I`m the only one who wanted to go. Two of the Clampitts flat refused. One actually had a good excuse being that he is living in Canada at the moment. The other got a lecture on culture, missed opportunities, and a stern warning not to blame me for not seeing the Terracotta Warriors in therapy later. The last Clampitt accused me of over packing the agenda, “Like you always do.” The travel agent was skeptical- but he didn`t understand that a fast walker with a short attention span cuts an agenda in half.
Offspring #2 and I marched toward China. In her case, it was a forced march. As much as she enjoys her time at the pottery wheel, I couldn`t get her to rally any interest around these fellows. We connected and flew an additional two hours to Xi` An. Home of the Terracotta Warriors.
Raise your hand if you`d never heard of Xi`An (pronounced Shee Ann) before you saw this. This city we`d never heard of is as big as New York City. Population 8 million. It`s all under construction. (Beijing is 20 million, Hong Kong 7 million)
An hour from Xi` An is the excavation site of the Warriors. In the 1970`s some farmers were digging a well and happened to dig in to the very corner of 8,000 buried life-sized Terracotta Warriors.
Fearing they`d unearthed a Zombie apocalypse, they commenced to hashing and slashing. They soon realized these zombies were not the fighting sort and took a closer look. Unfortunately for them, they had dug up something significant on their now former farm.
A mere 2,200 years ago, Emperor-Qin Shi Huang, the first Emperor of China and the first to unify it commissioned the creation of the warriors. They took 37 years to complete.
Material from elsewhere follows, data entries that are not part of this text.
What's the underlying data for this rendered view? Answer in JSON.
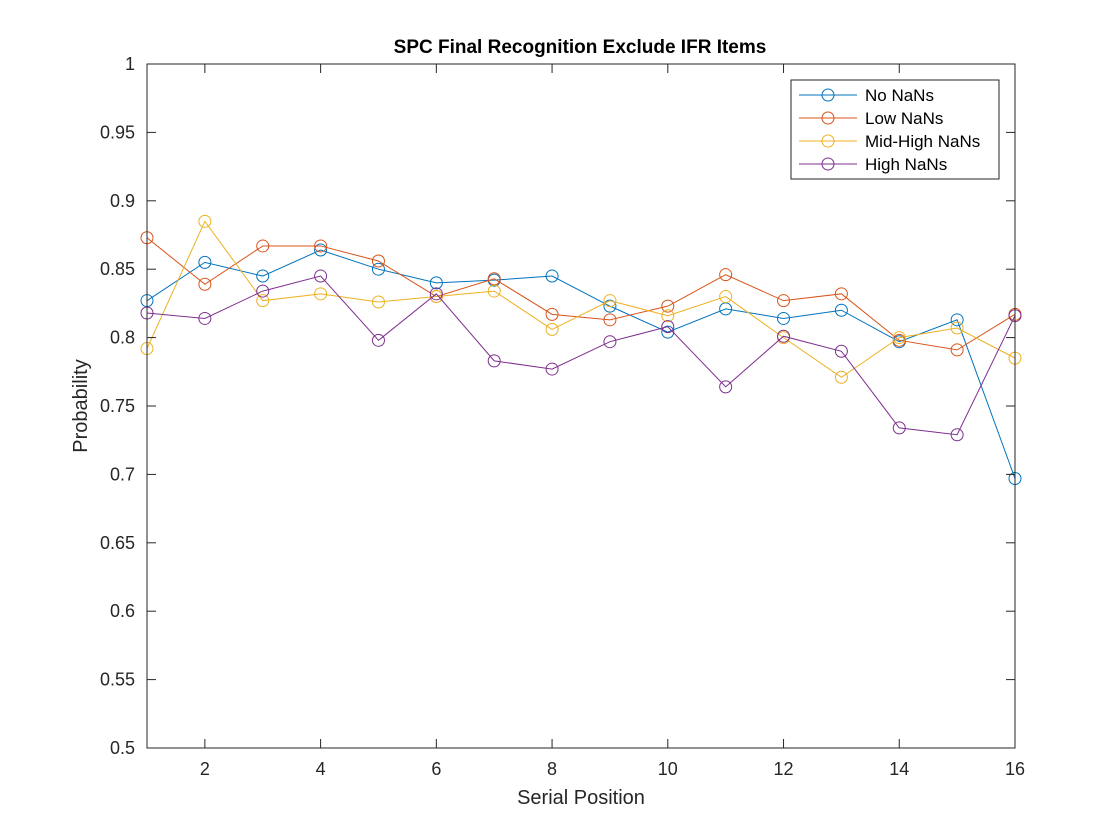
{
  "chart_data": {
    "type": "line",
    "title": "SPC Final Recognition Exclude IFR Items",
    "xlabel": "Serial Position",
    "ylabel": "Probability",
    "xlim": [
      1,
      16
    ],
    "ylim": [
      0.5,
      1
    ],
    "xticks": [
      2,
      4,
      6,
      8,
      10,
      12,
      14,
      16
    ],
    "yticks": [
      0.5,
      0.55,
      0.6,
      0.65,
      0.7,
      0.75,
      0.8,
      0.85,
      0.9,
      0.95,
      1
    ],
    "ytick_labels": [
      "0.5",
      "0.55",
      "0.6",
      "0.65",
      "0.7",
      "0.75",
      "0.8",
      "0.85",
      "0.9",
      "0.95",
      "1"
    ],
    "grid": false,
    "legend_position": "top-right",
    "marker": "circle",
    "x": [
      1,
      2,
      3,
      4,
      5,
      6,
      7,
      8,
      9,
      10,
      11,
      12,
      13,
      14,
      15,
      16
    ],
    "series": [
      {
        "name": "No NaNs",
        "color": "#0072BD",
        "values": [
          0.827,
          0.855,
          0.845,
          0.864,
          0.85,
          0.84,
          0.842,
          0.845,
          0.823,
          0.804,
          0.821,
          0.814,
          0.82,
          0.797,
          0.813,
          0.697
        ]
      },
      {
        "name": "Low NaNs",
        "color": "#D95319",
        "values": [
          0.873,
          0.839,
          0.867,
          0.867,
          0.856,
          0.83,
          0.843,
          0.817,
          0.813,
          0.823,
          0.846,
          0.827,
          0.832,
          0.798,
          0.791,
          0.817
        ]
      },
      {
        "name": "Mid-High NaNs",
        "color": "#EDB120",
        "values": [
          0.792,
          0.885,
          0.827,
          0.832,
          0.826,
          0.83,
          0.834,
          0.806,
          0.827,
          0.816,
          0.83,
          0.8,
          0.771,
          0.8,
          0.807,
          0.785
        ]
      },
      {
        "name": "High NaNs",
        "color": "#7E2F8E",
        "values": [
          0.818,
          0.814,
          0.834,
          0.845,
          0.798,
          0.832,
          0.783,
          0.777,
          0.797,
          0.808,
          0.764,
          0.801,
          0.79,
          0.734,
          0.729,
          0.816
        ]
      }
    ]
  }
}
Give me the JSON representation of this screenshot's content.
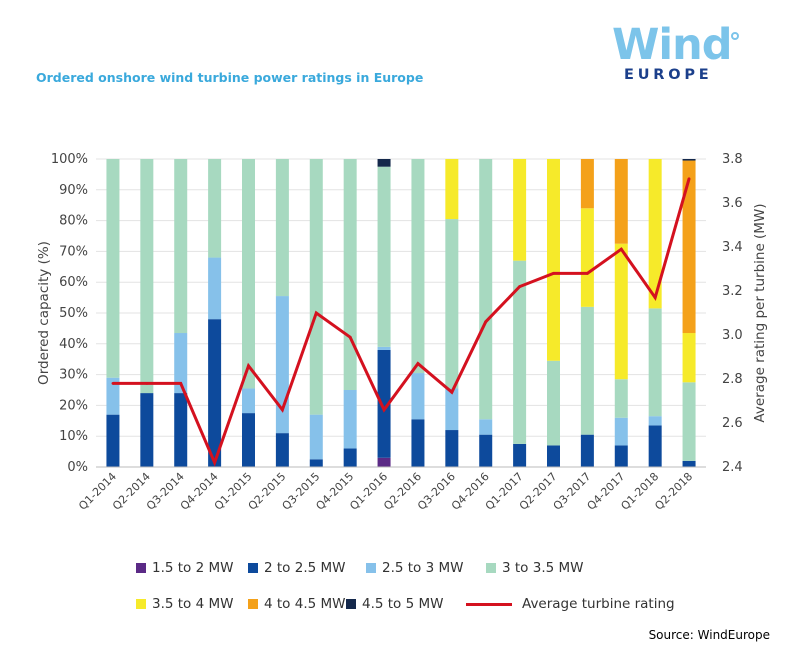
{
  "title": "Ordered onshore wind turbine power ratings in Europe",
  "logo": {
    "word": "Wind",
    "sub": "EUROPE"
  },
  "source": "Source: WindEurope",
  "chart_data": {
    "type": "bar",
    "stacked": true,
    "categories": [
      "Q1-2014",
      "Q2-2014",
      "Q3-2014",
      "Q4-2014",
      "Q1-2015",
      "Q2-2015",
      "Q3-2015",
      "Q4-2015",
      "Q1-2016",
      "Q2-2016",
      "Q3-2016",
      "Q4-2016",
      "Q1-2017",
      "Q2-2017",
      "Q3-2017",
      "Q4-2017",
      "Q1-2018",
      "Q2-2018"
    ],
    "ylabel": "Ordered capacity (%)",
    "y2label": "Average rating per turbine (MW)",
    "ylim": [
      0,
      100
    ],
    "y2lim": [
      2.4,
      3.8
    ],
    "yticks": [
      "0%",
      "10%",
      "20%",
      "30%",
      "40%",
      "50%",
      "60%",
      "70%",
      "80%",
      "90%",
      "100%"
    ],
    "y2ticks": [
      "2.4",
      "2.6",
      "2.8",
      "3.0",
      "3.2",
      "3.4",
      "3.6",
      "3.8"
    ],
    "series": [
      {
        "name": "1.5 to 2 MW",
        "color": "#5b2a86",
        "values": [
          0,
          0,
          0,
          0,
          0,
          0,
          0,
          0,
          3,
          0,
          0,
          0,
          0,
          0,
          0,
          0,
          0,
          0
        ]
      },
      {
        "name": "2 to 2.5 MW",
        "color": "#0d4a9c",
        "values": [
          17,
          24,
          24,
          48,
          17.5,
          11,
          2.5,
          6,
          35,
          15.5,
          12,
          10.5,
          7.5,
          7,
          10.5,
          7,
          13.5,
          2
        ]
      },
      {
        "name": "2.5 to 3 MW",
        "color": "#86c1ea",
        "values": [
          12,
          0,
          19.5,
          20,
          8,
          44.5,
          14.5,
          19,
          1,
          15,
          13.5,
          5,
          0,
          0,
          0,
          9,
          3,
          0
        ]
      },
      {
        "name": "3 to 3.5 MW",
        "color": "#a7d9c0",
        "values": [
          71,
          76,
          56.5,
          32,
          74.5,
          44.5,
          83,
          75,
          58.5,
          69.5,
          55,
          84.5,
          59.5,
          27.5,
          41.5,
          12.5,
          35,
          25.5
        ]
      },
      {
        "name": "3.5 to 4 MW",
        "color": "#f6ea2a",
        "values": [
          0,
          0,
          0,
          0,
          0,
          0,
          0,
          0,
          0,
          0,
          19.5,
          0,
          33,
          65.5,
          32,
          44,
          48.5,
          16
        ]
      },
      {
        "name": "4 to 4.5 MW",
        "color": "#f4a11a",
        "values": [
          0,
          0,
          0,
          0,
          0,
          0,
          0,
          0,
          0,
          0,
          0,
          0,
          0,
          0,
          16,
          27.5,
          0,
          56
        ]
      },
      {
        "name": "4.5 to 5 MW",
        "color": "#14284b",
        "values": [
          0,
          0,
          0,
          0,
          0,
          0,
          0,
          0,
          2.5,
          0,
          0,
          0,
          0,
          0,
          0,
          0,
          0,
          0.5
        ]
      }
    ],
    "line": {
      "name": "Average turbine rating",
      "color": "#d4111f",
      "values": [
        2.78,
        2.78,
        2.78,
        2.42,
        2.86,
        2.66,
        3.1,
        2.99,
        2.66,
        2.87,
        2.74,
        3.06,
        3.22,
        3.28,
        3.28,
        3.39,
        3.17,
        3.71
      ]
    }
  }
}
The museum was built over the excavation site. 1,000 of the soldiers were uncovered however, the rest remain buried. Each soldier is unique and painted to be lifelike, however, upon exposure to air the paint disintegrates. At this point the technology doesn`t exist to prevent the degradation of the paint so the remaining 7,000 will stay buried until they can be excavated safely. Since they are different, I guess you can`t say if you`ve seen one you`ve seen them all.
A picture from the Travel Book shows how they looked painted.
The Warriors are lined up in battle formation. Or so I was told. Infantry in the front. Further down the line, soldiers wear armor. That`s all I can recall of that conversation. Something else about horses being in a certain spot, and guardsman in another, and maybe certain people face different directions? Each also had weapons however, most were stolen during the last two millennia. Anyway, I`d prefer not to give away any Chinese military secrets as their military police are the scariest most bad ass dudes I`ve ever seen anywhere and I`m still afraid. Here. My lips are sealed.
Generals are stationed at the corners. (Our little secret)
Interesting mane arrangements.
The reins are long gone.
This is how they originally looked.
Two sets of bronze chariots and horses were unearthed.
Following are pictures from the “Valiant Imperial Warrior 2200 Years Ago” Guide which highlights the level of detail on each warrior.
Hair Tips. I did this over the weekend and it came out really nice.
Surprisingly well manicured.
I sprung for the autographed copy. Naturally the farmer just happened to be on a “break” when I was in the gift shop. Probably a bunch of ladies in the back signing these.
After all these years, still happy to pose with tourists.